Holmes wasn’t unaware of his memory’s increasing fallibility. He believed he was capable of incorrectly revising past events, especially if the reality of those events were beyond his grasp. But, he wondered, what was revised and what was true? And what was known for certain anymore? More importantly, what exactly had been forgotten? He couldn’t say.
Even so, he adhered to the consistent tangibles – his land, his home, his gardens, his apiary, his work. He enjoyed his cigars, his books, a glass of brandy sometimes. He favored the evening breezes, and the hours after midnight. Without a doubt, he knew that Mrs. Munro’s chatty presence often annoyed him, yet her soft-spoken son had always been a dear, welcomed companion. (page 91 on Kobo)

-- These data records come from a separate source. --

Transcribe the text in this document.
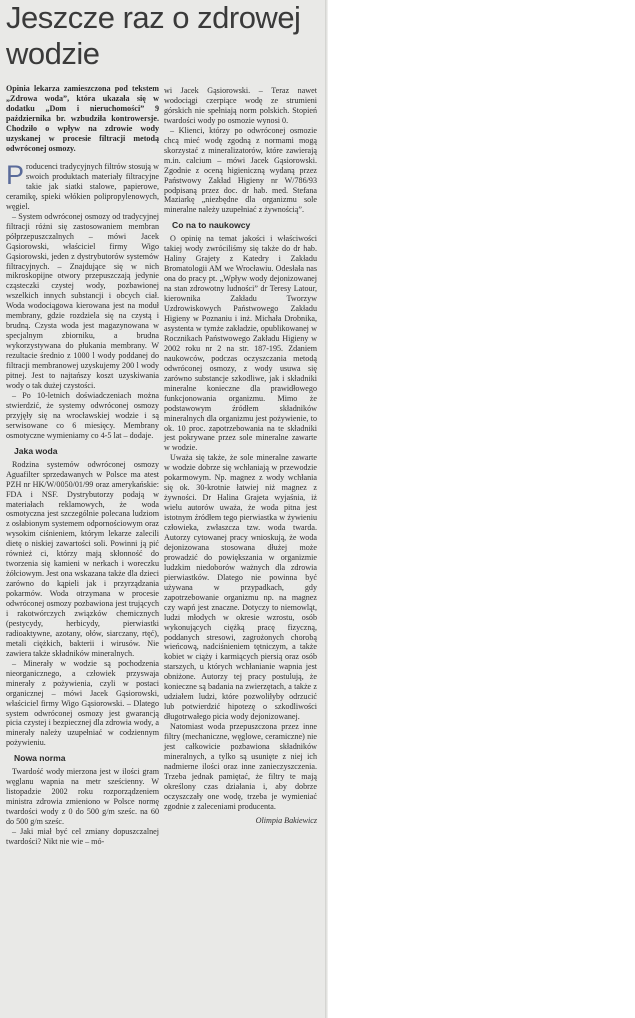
Jeszcze raz o zdrowej wodzie

Opinia lekarza zamieszczona pod tekstem „Zdrowa woda”, która ukazała się w dodatku „Dom i nieruchomości” 9 października br. wzbudziła kontrowersje. Chodziło o wpływ na zdrowie wody uzyskanej w procesie filtracji metodą odwróconej osmozy.

Producenci tradycyjnych filtrów stosują w swoich produktach materiały filtracyjne takie jak siatki stalowe, papierowe, ceramikę, spieki włókien polipropylenowych, węgiel.

– System odwróconej osmozy od tradycyjnej filtracji różni się zastosowaniem membran półprzepuszczalnych – mówi Jacek Gąsiorowski, właściciel firmy Wigo Gąsiorowski, jeden z dystrybutorów systemów filtracyjnych. – Znajdujące się w nich mikroskopijne otwory przepuszczają jedynie cząsteczki czystej wody, pozbawionej wszelkich innych substancji i obcych ciał. Woda wodociągowa kierowana jest na moduł membrany, gdzie rozdziela się na czystą i brudną. Czysta woda jest magazynowana w specjalnym zbiorniku, a brudna wykorzystywana do płukania membrany. W rezultacie średnio z 1000 l wody poddanej do filtracji membranowej uzyskujemy 200 l wody pitnej. Jest to najtańszy koszt uzyskiwania wody o tak dużej czystości.

– Po 10-letnich doświadczeniach można stwierdzić, że systemy odwróconej osmozy przyjęły się na wrocławskiej wodzie i są serwisowane co 6 miesięcy. Membrany osmotyczne wymieniamy co 4-5 lat – dodaje.

Jaka woda

Rodzina systemów odwróconej osmozy Aguafilter sprzedawanych w Polsce ma atest PZH nr HK/W/0050/01/99 oraz amerykańskie: FDA i NSF. Dystrybutorzy podają w materiałach reklamowych, że woda osmotyczna jest szczególnie polecana ludziom z osłabionym systemem odpornościowym oraz wysokim ciśnieniem, którym lekarze zalecili dietę o niskiej zawartości soli. Powinni ją pić również ci, którzy mają skłonność do tworzenia się kamieni w nerkach i woreczku żółciowym. Jest ona wskazana także dla dzieci zarówno do kąpieli jak i przyrządzania pokarmów. Woda otrzymana w procesie odwróconej osmozy pozbawiona jest trujących i rakotwórczych związków chemicznych (pestycydy, herbicydy, pierwiastki radioaktywne, azotany, ołów, siarczany, rtęć), metali ciężkich, bakterii i wirusów. Nie zawiera także składników mineralnych.

– Minerały w wodzie są pochodzenia nieorganicznego, a człowiek przyswaja minerały z pożywienia, czyli w postaci organicznej – mówi Jacek Gąsiorowski, właściciel firmy Wigo Gąsiorowski. – Dlatego system odwróconej osmozy jest gwarancją picia czystej i bezpiecznej dla zdrowia wody, a minerały należy uzupełniać w codziennym pożywieniu.

Nowa norma

Twardość wody mierzona jest w ilości gram węglanu wapnia na metr sześcienny. W listopadzie 2002 roku rozporządzeniem ministra zdrowia zmieniono w Polsce normę twardości wody z 0 do 500 g/m sześc. na 60 do 500 g/m sześc.

– Jaki miał być cel zmiany dopuszczalnej twardości? Nikt nie wie – mó-

wi Jacek Gąsiorowski. – Teraz nawet wodociągi czerpiące wodę ze strumieni górskich nie spełniają norm polskich. Stopień twardości wody po osmozie wynosi 0.

– Klienci, którzy po odwróconej osmozie chcą mieć wodę zgodną z normami mogą skorzystać z mineralizatorów, które zawierają m.in. calcium – mówi Jacek Gąsiorowski. Zgodnie z oceną higieniczną wydaną przez Państwowy Zakład Higieny nr W/786/93 podpisaną przez doc. dr hab. med. Stefana Maziarkę „niezbędne dla organizmu sole mineralne należy uzupełniać z żywnością”.

Co na to naukowcy

O opinię na temat jakości i właściwości takiej wody zwróciliśmy się także do dr hab. Haliny Grajety z Katedry i Zakładu Bromatologii AM we Wrocławiu. Odesłała nas ona do pracy pt. „Wpływ wody dejonizowanej na stan zdrowotny ludności” dr Teresy Latour, kierownika Zakładu Tworzyw Uzdrowiskowych Państwowego Zakładu Higieny w Poznaniu i inż. Michała Drobnika, asystenta w tymże zakładzie, opublikowanej w Rocznikach Państwowego Zakładu Higieny w 2002 roku nr 2 na str. 187-195. Zdaniem naukowców, podczas oczyszczania metodą odwróconej osmozy, z wody usuwa się zarówno substancje szkodliwe, jak i składniki mineralne konieczne dla prawidłowego funkcjonowania organizmu. Mimo że podstawowym źródłem składników mineralnych dla organizmu jest pożywienie, to ok. 10 proc. zapotrzebowania na te składniki jest pokrywane przez sole mineralne zawarte w wodzie.

Uważa się także, że sole mineralne zawarte w wodzie dobrze się wchłaniają w przewodzie pokarmowym. Np. magnez z wody wchłania się ok. 30-krotnie łatwiej niż magnez z żywności. Dr Halina Grajeta wyjaśnia, iż wielu autorów uważa, że woda pitna jest istotnym źródłem tego pierwiastka w żywieniu człowieka, zwłaszcza tzw. woda twarda. Autorzy cytowanej pracy wnioskują, że woda dejonizowana stosowana dłużej może prowadzić do powiększania w organizmie ludzkim niedoborów ważnych dla zdrowia pierwiastków. Dlatego nie powinna być używana w przypadkach, gdy zapotrzebowanie organizmu np. na magnez czy wapń jest znaczne. Dotyczy to niemowląt, ludzi młodych w okresie wzrostu, osób wykonujących ciężką pracę fizyczną, poddanych stresowi, zagrożonych chorobą wieńcową, nadciśnieniem tętniczym, a także kobiet w ciąży i karmiących piersią oraz osób starszych, u których wchłanianie wapnia jest obniżone. Autorzy tej pracy postulują, że konieczne są badania na zwierzętach, a także z udziałem ludzi, które pozwoliłyby odrzucić lub potwierdzić hipotezę o szkodliwości długotrwałego picia wody dejonizowanej.

Natomiast woda przepuszczona przez inne filtry (mechaniczne, węglowe, ceramiczne) nie jest całkowicie pozbawiona składników mineralnych, a tylko są usunięte z niej ich nadmierne ilości oraz inne zanieczyszczenia. Trzeba jednak pamiętać, że filtry te mają określony czas działania i, aby dobrze oczyszczały one wodę, trzeba je wymieniać zgodnie z zaleceniami producenta.

Olimpia Bakiewicz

A Slight Trick of the Mind is a tender and quiet story. It is an ideal piece to read when you are looking for something to spend some quiet reading moments with. It is not a fast-or-action-packed-plot-based story, just a sweet and gentle peek into the memory of a fictional yet classic character.
Indeed, there is quite a draw for this classic and beloved character, as we see here just how large this draw is for all things Sherlock Holmes: the Museum of London now has an exhibit devoted to Sherlock. This represents the first time in the history of the Museum of London that it devotes an entire exhibition to a person of fiction! Sherlock Holmes has been captivating readers for more than a century. (And is a wonderful accompaniment to the upcoming 125th Celebration Year for Agatha Christie (The Queen of Crime).